Sir Thomas Gower was an English soldier and Marshal of Berwick-upon-Tweed.

He was the son of Sir Edward Gower of Stittenham, Yorkshire, commissioner of the peace for that county in 1536. His mother was Margery, daughter of Sir Robert Constable of Flamborough. Thomas Gower was marshal of Berwick, and in 1543 was made the receiver-general and supervisor of all the buildings and fortifications of Berwick and of Wark Castle. Early in the reign of Edward VI, Gower was appointed surveyor of the royal estates in Northumberland and captain of Eyemouth, near Berwick (1 September 1547).
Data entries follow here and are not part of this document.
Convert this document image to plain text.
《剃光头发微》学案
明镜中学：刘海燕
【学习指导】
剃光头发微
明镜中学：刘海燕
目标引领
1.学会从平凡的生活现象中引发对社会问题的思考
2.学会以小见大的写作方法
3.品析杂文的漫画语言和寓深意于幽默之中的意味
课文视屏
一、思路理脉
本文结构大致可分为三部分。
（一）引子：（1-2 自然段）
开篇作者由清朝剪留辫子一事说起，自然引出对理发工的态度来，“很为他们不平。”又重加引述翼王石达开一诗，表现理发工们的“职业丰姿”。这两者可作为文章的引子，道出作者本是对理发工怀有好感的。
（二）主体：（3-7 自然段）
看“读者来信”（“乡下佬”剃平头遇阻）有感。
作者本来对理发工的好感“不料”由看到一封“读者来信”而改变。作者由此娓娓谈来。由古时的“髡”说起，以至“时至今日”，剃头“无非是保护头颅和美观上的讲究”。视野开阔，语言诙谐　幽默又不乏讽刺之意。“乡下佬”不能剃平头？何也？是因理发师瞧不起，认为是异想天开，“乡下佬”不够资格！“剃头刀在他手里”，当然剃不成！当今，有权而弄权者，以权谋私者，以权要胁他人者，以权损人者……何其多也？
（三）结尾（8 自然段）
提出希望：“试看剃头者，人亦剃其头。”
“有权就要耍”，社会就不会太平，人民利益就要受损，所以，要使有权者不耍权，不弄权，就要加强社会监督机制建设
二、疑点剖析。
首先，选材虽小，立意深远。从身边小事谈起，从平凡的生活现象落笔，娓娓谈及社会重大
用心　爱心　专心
In July he had reported to the Privy Council that the 'Power of Scotland' was prepared. He was captain of a band of light horsemen in the army with which the Lord Protector, the Duke of Somerset, invaded Scotland. At the Battle of Pinkie (10 September), Gower was one of three cavalry officers taken prisoners through 'their own too much forwardness' (Holinshed, p. 980).

Gower had to pay a considerable ransom, and 'as he was a poor man', was much burdened by expenses at Eyemouth, and had to appoint a deputy in his office as surveyor. For a time, he was a commander at Haddington while James Wilsford went to London. In 1549, he went to London to claim eighteen months' arrears of sums due for Eyemouth, and complained that other services had not been rewarded. Three years later (9 June 1552), £100 of his debt of £300 to the crown was remitted by the king through the Duke of Northumberland's influence. In November 1552, Christopher Rokeby was appointed marshal of Berwick in Gower's place.

In 1558 Gower is mentioned as master of the ordinance in the north parts. In 1559, he complained that one Bennett had been appointed over his head, and was apparently replaced, as he held the post in 1560, when he was made master of the ordinance in the army sent to besiege Leith. On his return, he continued to be employed in surveying defences. In 1569, the Earl of Sussex sent him to assist the mayor in the fortification of Newcastle. In 1577, he is last mentioned in a letter sent to the Council from the Earl of Huntingdon, enclosing a report from him on Kingston-upon-Hull, whither he had been sent to survey the castle and forts. He is spoken of as a "man well given in religion, and of good experience". By his first wife, Anne, daughter of James Mauleverer, Esq., he left a son and successor, Edward. See Wikipedia Thomas Gower 1st Baronet which states "son and heir of Sir Thomas Gower (military engineer and at one time Marshal of Berwick and later governor of Aymouth Fort)/Eyemouth, and his wife Mary, daughter of Gabriel Fairfax, Esq. of Steeton in Yorkshire." So what was the name of his son and successor Thomas or Edward. Most likely it is Thomas.

[State Papers, Domestic, Addenda, 1547–65 and 1566–79, Foreign Ser. 1558–59, 1559–60; Holinshed, pp. 978, 980; Stow's Annals, p. 641; Collins's Peerage, v. 140.]